Roger grinned at him.
“My dear boy,” began Bonny, in an exasperated tone, “let me exhort, admonish, and counsel you never to go to any place, or visit any resort, or indulge in any society where you could not take your venerable grandmother and your beloved sisters.”
“Not bad for a beginner,” said Roger, patronizingly.
“I’m going,” said the boy, abruptly jumping up. “I feel as if I should fly in fifty pieces if I stayed here any longer—till I see you again, Roger.”
He was already on the threshold, but Roger sauntered after him. “Hold on a bit—four days ago you came to me in something of a pickle.”
“You bet your iron works I did,” replied Bonny.
“I helped you out of it.”
“I guess you did.”
“For four evenings you have come here and helped me, and I am going to pay you well for it.”

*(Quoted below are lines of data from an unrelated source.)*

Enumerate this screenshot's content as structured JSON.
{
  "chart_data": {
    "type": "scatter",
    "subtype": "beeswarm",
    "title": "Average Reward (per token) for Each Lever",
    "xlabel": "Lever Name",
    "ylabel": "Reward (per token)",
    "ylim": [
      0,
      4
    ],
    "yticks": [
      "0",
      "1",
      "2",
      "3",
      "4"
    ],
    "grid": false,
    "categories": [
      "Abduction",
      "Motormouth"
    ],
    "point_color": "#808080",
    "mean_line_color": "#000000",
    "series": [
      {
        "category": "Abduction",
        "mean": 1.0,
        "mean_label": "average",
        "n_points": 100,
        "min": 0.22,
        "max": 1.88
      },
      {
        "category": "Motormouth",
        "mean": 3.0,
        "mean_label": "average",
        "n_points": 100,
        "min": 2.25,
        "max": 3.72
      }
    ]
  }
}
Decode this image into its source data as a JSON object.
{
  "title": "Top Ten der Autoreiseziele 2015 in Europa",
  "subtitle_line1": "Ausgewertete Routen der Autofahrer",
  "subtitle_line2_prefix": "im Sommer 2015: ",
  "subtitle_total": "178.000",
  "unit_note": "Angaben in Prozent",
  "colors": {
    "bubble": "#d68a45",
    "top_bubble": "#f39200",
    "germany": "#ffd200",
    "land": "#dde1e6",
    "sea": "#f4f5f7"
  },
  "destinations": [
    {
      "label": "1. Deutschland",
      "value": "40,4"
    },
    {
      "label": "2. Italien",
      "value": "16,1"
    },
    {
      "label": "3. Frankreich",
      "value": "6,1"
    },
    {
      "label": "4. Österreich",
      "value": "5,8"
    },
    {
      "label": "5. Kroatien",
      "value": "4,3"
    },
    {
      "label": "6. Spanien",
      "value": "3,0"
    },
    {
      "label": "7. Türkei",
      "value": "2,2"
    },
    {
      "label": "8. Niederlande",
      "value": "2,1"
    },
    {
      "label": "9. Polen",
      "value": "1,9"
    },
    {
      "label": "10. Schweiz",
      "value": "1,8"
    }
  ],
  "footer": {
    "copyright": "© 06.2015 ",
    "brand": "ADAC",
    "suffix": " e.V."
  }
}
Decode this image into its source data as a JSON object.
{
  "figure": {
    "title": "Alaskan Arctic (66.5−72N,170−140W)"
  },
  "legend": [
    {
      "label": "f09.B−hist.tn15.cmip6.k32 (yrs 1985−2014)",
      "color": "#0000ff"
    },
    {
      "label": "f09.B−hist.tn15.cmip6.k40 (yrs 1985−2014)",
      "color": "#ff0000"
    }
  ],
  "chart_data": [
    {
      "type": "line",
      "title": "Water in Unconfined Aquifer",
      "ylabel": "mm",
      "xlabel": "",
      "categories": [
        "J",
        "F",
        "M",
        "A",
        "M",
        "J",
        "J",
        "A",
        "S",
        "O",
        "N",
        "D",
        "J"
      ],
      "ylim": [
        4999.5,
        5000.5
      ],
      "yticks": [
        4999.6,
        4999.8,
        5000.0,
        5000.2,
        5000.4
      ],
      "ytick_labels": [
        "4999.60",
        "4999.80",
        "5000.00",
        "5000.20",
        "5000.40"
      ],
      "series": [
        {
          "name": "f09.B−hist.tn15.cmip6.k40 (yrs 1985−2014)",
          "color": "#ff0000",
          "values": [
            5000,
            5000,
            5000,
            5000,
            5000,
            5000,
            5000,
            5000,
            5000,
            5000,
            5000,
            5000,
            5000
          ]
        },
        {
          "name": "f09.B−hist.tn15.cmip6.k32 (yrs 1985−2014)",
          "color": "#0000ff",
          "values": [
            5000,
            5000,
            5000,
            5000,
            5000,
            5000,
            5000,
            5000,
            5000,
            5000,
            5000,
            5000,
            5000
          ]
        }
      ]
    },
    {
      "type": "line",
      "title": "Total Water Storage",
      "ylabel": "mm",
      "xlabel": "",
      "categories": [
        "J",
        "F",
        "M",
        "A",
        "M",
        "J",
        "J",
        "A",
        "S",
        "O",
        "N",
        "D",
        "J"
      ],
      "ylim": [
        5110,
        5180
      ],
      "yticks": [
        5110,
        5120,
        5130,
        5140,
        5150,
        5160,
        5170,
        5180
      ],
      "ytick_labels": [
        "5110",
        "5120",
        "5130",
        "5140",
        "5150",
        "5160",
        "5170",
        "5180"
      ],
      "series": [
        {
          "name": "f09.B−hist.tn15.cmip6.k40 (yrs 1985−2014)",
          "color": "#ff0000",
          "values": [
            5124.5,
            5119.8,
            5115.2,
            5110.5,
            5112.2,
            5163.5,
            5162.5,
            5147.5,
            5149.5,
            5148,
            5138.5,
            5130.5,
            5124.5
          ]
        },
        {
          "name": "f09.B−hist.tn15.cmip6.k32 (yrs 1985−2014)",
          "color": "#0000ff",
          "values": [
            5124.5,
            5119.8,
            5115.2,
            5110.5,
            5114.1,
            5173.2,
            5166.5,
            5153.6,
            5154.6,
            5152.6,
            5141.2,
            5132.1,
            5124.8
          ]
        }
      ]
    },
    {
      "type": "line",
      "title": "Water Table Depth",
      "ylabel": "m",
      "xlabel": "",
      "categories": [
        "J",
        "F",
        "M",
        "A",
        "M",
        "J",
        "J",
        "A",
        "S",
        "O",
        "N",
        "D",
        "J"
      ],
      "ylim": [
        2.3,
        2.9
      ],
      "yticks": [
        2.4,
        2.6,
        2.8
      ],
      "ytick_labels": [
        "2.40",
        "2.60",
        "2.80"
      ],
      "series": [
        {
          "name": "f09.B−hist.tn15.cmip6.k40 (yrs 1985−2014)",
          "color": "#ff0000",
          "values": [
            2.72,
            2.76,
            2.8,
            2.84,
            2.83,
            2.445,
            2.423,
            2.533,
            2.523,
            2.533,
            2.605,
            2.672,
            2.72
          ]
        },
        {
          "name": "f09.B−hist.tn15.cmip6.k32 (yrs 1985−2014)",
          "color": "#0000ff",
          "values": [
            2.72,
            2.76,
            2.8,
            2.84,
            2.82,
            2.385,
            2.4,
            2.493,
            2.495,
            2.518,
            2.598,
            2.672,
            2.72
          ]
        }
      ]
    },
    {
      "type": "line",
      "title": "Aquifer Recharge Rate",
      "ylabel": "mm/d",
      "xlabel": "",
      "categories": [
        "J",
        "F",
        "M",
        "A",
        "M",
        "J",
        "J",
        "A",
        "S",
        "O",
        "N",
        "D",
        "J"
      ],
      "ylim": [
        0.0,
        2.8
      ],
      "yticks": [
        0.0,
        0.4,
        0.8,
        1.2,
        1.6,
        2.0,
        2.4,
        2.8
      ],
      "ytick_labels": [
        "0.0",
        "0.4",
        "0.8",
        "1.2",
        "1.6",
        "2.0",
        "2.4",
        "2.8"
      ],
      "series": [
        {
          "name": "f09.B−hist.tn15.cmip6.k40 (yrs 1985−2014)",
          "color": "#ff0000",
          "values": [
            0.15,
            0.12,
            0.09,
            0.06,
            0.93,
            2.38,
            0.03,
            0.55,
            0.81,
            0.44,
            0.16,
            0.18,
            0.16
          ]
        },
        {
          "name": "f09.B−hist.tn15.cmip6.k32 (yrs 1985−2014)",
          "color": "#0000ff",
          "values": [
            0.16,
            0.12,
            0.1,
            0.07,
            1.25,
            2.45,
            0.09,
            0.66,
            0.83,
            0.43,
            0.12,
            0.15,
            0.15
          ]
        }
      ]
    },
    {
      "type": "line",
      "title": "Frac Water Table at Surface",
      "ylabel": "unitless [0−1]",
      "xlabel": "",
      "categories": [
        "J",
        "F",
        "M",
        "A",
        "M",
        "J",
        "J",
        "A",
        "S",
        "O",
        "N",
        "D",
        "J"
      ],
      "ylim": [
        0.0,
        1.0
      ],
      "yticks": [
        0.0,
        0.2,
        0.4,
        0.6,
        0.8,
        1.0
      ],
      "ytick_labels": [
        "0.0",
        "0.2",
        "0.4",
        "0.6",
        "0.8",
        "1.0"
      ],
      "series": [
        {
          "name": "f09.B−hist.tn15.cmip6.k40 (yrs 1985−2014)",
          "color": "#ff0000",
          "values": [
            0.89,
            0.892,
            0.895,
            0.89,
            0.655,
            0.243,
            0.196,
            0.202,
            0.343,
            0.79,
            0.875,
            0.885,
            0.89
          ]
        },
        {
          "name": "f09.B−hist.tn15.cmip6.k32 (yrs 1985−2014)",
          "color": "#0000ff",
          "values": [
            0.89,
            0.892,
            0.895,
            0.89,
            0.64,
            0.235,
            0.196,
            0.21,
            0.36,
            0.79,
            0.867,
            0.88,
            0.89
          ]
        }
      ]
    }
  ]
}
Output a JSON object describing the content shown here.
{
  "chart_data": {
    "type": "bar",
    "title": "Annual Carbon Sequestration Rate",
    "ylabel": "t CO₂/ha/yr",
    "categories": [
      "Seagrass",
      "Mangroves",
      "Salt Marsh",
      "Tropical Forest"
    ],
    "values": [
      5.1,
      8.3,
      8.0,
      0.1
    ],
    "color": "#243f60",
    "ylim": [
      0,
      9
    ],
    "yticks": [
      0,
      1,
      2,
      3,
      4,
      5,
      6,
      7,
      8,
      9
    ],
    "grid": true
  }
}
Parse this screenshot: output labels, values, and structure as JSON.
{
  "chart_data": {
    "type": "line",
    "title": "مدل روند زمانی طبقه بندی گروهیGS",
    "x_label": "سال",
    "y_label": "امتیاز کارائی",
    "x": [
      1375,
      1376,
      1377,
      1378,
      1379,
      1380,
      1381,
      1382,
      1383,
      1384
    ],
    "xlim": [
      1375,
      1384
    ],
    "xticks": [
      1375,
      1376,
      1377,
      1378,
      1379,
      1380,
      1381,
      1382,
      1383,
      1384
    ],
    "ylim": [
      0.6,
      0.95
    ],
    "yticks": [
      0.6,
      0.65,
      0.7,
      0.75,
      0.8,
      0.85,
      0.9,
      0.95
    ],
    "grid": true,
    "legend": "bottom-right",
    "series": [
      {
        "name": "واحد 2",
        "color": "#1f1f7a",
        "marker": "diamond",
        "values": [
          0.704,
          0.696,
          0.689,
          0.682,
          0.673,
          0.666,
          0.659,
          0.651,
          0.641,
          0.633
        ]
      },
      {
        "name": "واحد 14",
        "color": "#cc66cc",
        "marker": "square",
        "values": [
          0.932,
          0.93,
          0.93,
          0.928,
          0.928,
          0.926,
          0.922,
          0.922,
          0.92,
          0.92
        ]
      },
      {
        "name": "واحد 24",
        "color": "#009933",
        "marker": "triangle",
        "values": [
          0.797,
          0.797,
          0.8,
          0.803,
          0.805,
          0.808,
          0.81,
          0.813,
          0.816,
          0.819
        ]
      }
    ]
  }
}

“Glory on your head, you are,” said Bonny, wildly.
“In these four days,” continued Roger, “you have been early at the bank—you have done your work faithfully there. You have not shirked.”
“Not a hair’s breadth, and mighty tired I am of it. I’m sick of reformation. I’m going to be just as bad as I can be. Hurrah for Hickey’s,” and he was just about darting off, when Roger caught him by the arm.
“Listen to me for a minute. I ask you to give me one day more. Stay here with me to-night. Do your work as usual. Go home to bed. Fill in to-morrow properly, then in the evening, at this time, if you want to go back to your old silly tricks, go. I wash my hands of you.”
Bonny turned his face longingly toward the city, thought deeply for a few minutes, then retraced his steps. “I’ll be good to-night,” he said, threateningly, “but just you wait till to-morrow night comes.”
“You’ve got a conscience,” said Roger, sternly; “if you choose to choke it and play the fool, no one is strong enough to hold you—pass me that ledger, will you?”
“Oh, shut up,” blurted Bonny, under his breath. However, he sat down quietly enough, and did his work until the clock struck ten.
Then he stifled a yawn, jumped up, and said, “I’m going now.”
“Mind, seven-thirty to-morrow evening,” said Roger, stiffly.
“All right; seven-thirty for once more, and only once,” said Bonny, with glistening eyes, “for once more and only once! I’m tired of your stuffy old office, and strait-laced ways.”
“Good night,” said Roger, kindly, “and don’t be a fool.”
Bonny ran like a fox down the long lane leading to the city. “He’s making for his burrow,” said Roger, with a weary smile. “He’s a scamp, but you can trust him if he once gives his word. I wish I were a better sort of a man,” and with mingled reverence and humility he lifted his gaze to the stars. “If that boy is going to be saved, something has got to be done mighty quick!”